Anna Paquin True Blood Nude Scene Eric

True Blood, like many cable shows, doesn’t have the same worries about being discontinued before having a chance to develop an audience. There are now reports that Eric will lose his memory for much of the season. Anna Paquin is also saying there might be a romance between Sookie and Eric extending beyond the previous dream scenes. There’s no word on whether this is while Eric has lost his memory or at some other time.



  1. 1
    Mikaela Skye says:

    RT @RonChusid #SciFi Weekend: #Firefly Plus Other Canceled & Surviving Shows #p2 #p21 #topprog\\R u a browncoat? Shiny

  2. 2
    Captin Sarcastic says:

    I was watching Firefly on DVD last night, for at least the 10th time, and the fact is that the writing, acting, style, and effects on this show were so superior any of the current crop (except Fringe) that if it were handled properly, it could have been a franchise to rival BSG and Star Trek.
    There are shows that I miss, but not a single one as much as Firefly. If Firefly had the support that clearly inferior shows like V and The Event have gotten, it would still be on the air today. The only downside to that is that we may never had the pleasure of the Serenity movie.

  3. 3
    Ron Chusid says:

    I don’t think either V or The Event are going to last very long but V did make it into a second season and might survive for a third. With the hiatus I’m not sure off hand how The Event compares to Firefly with regards to number of episodes, with it far from certain as to how many more there will be.

  4. 4
    Captin Sarcastic says:

    I have been watching The Event, but it is getting ponderous. It seems to be a two hour movie that they have dragged out into an endless story. I love a good arc, but there needs to be some episodic joy and that just isn’t there. Better with V, but not much.
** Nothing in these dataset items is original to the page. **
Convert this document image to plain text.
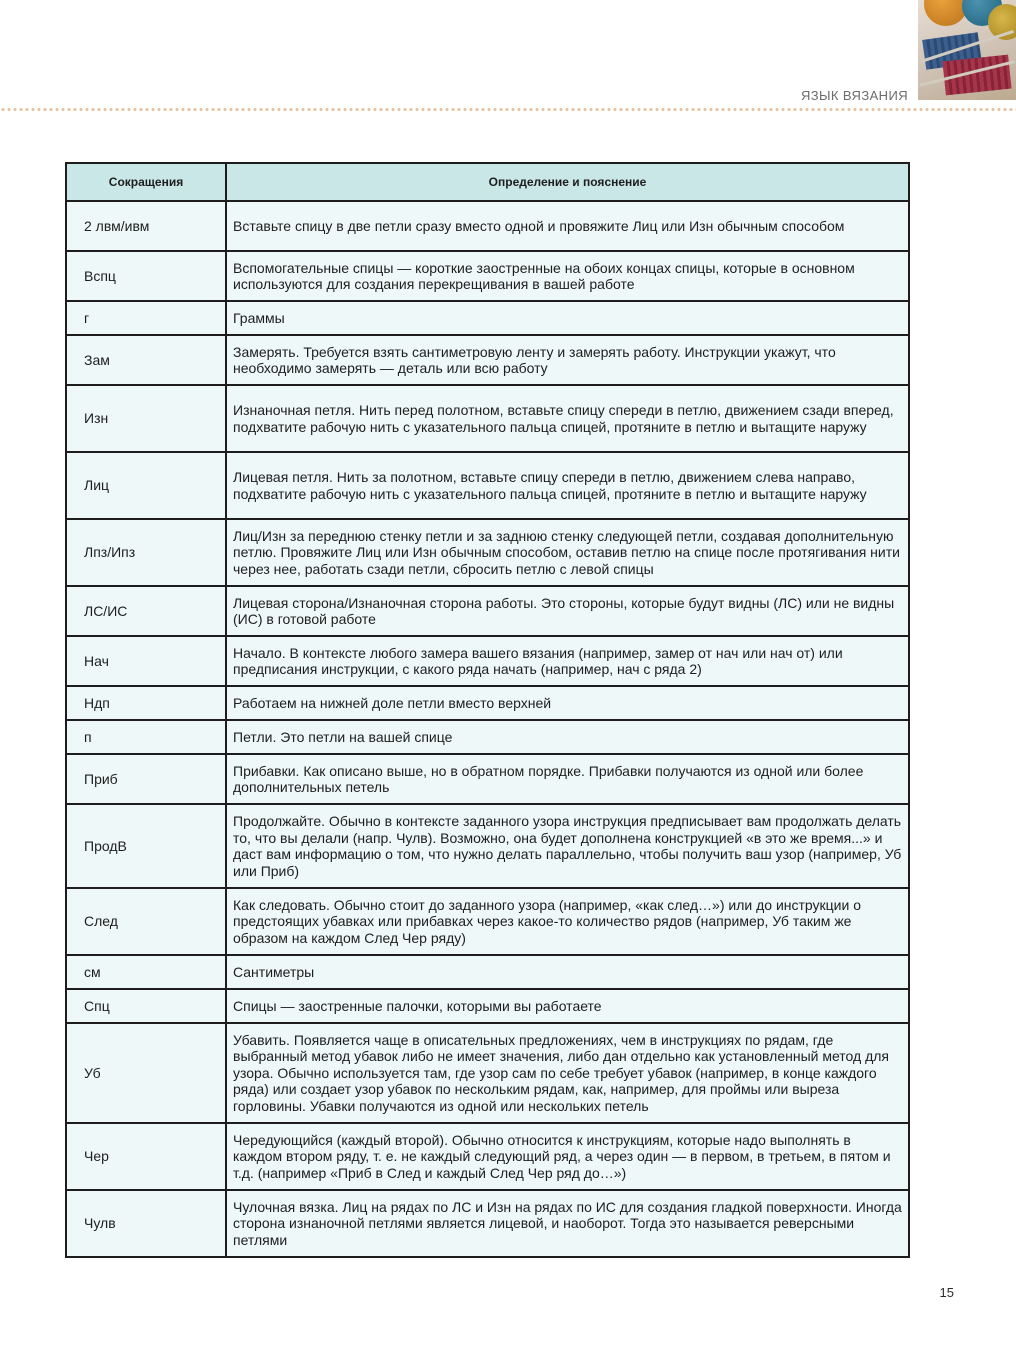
ЯЗЫК ВЯЗАНИЯ
Сокращения	Определение и пояснение
2 лвм/ивм	Вставьте спицу в две петли сразу вместо одной и провяжите Лиц или Изн обычным способом
Вспц	Вспомогательные спицы — короткие заостренные на обоих концах спицы, которые в основном используются для создания перекрещивания в вашей работе
г	Граммы
Зам	Замерять. Требуется взять сантиметровую ленту и замерять работу. Инструкции укажут, что необходимо замерять — деталь или всю работу
Изн	Изнаночная петля. Нить перед полотном, вставьте спицу спереди в петлю, движением сзади вперед, подхватите рабочую нить с указательного пальца спицей, протяните в петлю и вытащите наружу
Лиц	Лицевая петля. Нить за полотном, вставьте спицу спереди в петлю, движением слева направо, подхватите рабочую нить с указательного пальца спицей, протяните в петлю и вытащите наружу
Лпз/Ипз	Лиц/Изн за переднюю стенку петли и за заднюю стенку следующей петли, создавая дополнительную петлю. Провяжите Лиц или Изн обычным способом, оставив петлю на спице после протягивания нити через нее, работать сзади петли, сбросить петлю с левой спицы
ЛС/ИС	Лицевая сторона/Изнаночная сторона работы. Это стороны, которые будут видны (ЛС) или не видны (ИС) в готовой работе
Нач	Начало. В контексте любого замера вашего вязания (например, замер от нач или нач от) или предписания инструкции, с какого ряда начать (например, нач с ряда 2)
Ндп	Работаем на нижней доле петли вместо верхней
п	Петли. Это петли на вашей спице
Приб	Прибавки. Как описано выше, но в обратном порядке. Прибавки получаются из одной или более дополнительных петель
ПродВ	Продолжайте. Обычно в контексте заданного узора инструкция предписывает вам продолжать делать то, что вы делали (напр. Чулв). Возможно, она будет дополнена конструкцией «в это же время...» и даст вам информацию о том, что нужно делать параллельно, чтобы получить ваш узор (например, Уб или Приб)
След	Как следовать. Обычно стоит до заданного узора (например, «как след…») или до инструкции о предстоящих убавках или прибавках через какое-то количество рядов (например, Уб таким же образом на каждом След Чер ряду)
см	Сантиметры
Спц	Спицы — заостренные палочки, которыми вы работаете
Уб	Убавить. Появляется чаще в описательных предложениях, чем в инструкциях по рядам, где выбранный метод убавок либо не имеет значения, либо дан отдельно как установленный метод для узора. Обычно используется там, где узор сам по себе требует убавок (например, в конце каждого ряда) или создает узор убавок по нескольким рядам, как, например, для проймы или выреза горловины. Убавки получаются из одной или нескольких петель
Чер	Чередующийся (каждый второй). Обычно относится к инструкциям, которые надо выполнять в каждом втором ряду, т. е. не каждый следующий ряд, а через один — в первом, в третьем, в пятом и т.д. (например «Приб в След и каждый След Чер ряд до…»)
Чулв	Чулочная вязка. Лиц на рядах по ЛС и Изн на рядах по ИС для создания гладкой поверхности. Иногда сторона изнаночной петлями является лицевой, и наоборот. Тогда это называется реверсными петлями
15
    Fringe is the only Sci-Fi show on American TV that is nailing it.

    Doctor Who will fill a big void.

  5. 5
    Ron Chusid says:

    That’s one of the problems with American TV–a show must fit the format of approximately 22 episodes per year and be able to go on for several years. I think the Event could have been more than a good two hour movie but it appears like more of a several hour miniseries than a multi-year tv series.

    What winds up happening is that they try to stretch out some shows far too much, they don’t succeed, and then get canceled without a good resolution for the story. It would be better to have science fiction series which were designed for a shorter time span which had a satisfying beginning, middle, and end.

    Even when there is a format which could go on for multiple seasons, BBC and cable shows often have a big advantage in terms of quality by only needing around 13 episodes per year.

  6. 6
    Captin Sarcastic says:

    I agree, and I suppose it’s a matter of artistic control vs business control. Clearly the Doctor Who franchise has been in wonderful hands for since the revival in ’05, and they were able to think FAR ahead, weaving an ARC into wonderful episodic tales.
    I am hopeful that the DarkTower experiment might change the way big shows work. A two year television commitment, sight unseen, with two feature movies between television seasons to tie it all together.

    If it works, we could see something new and good in this artform.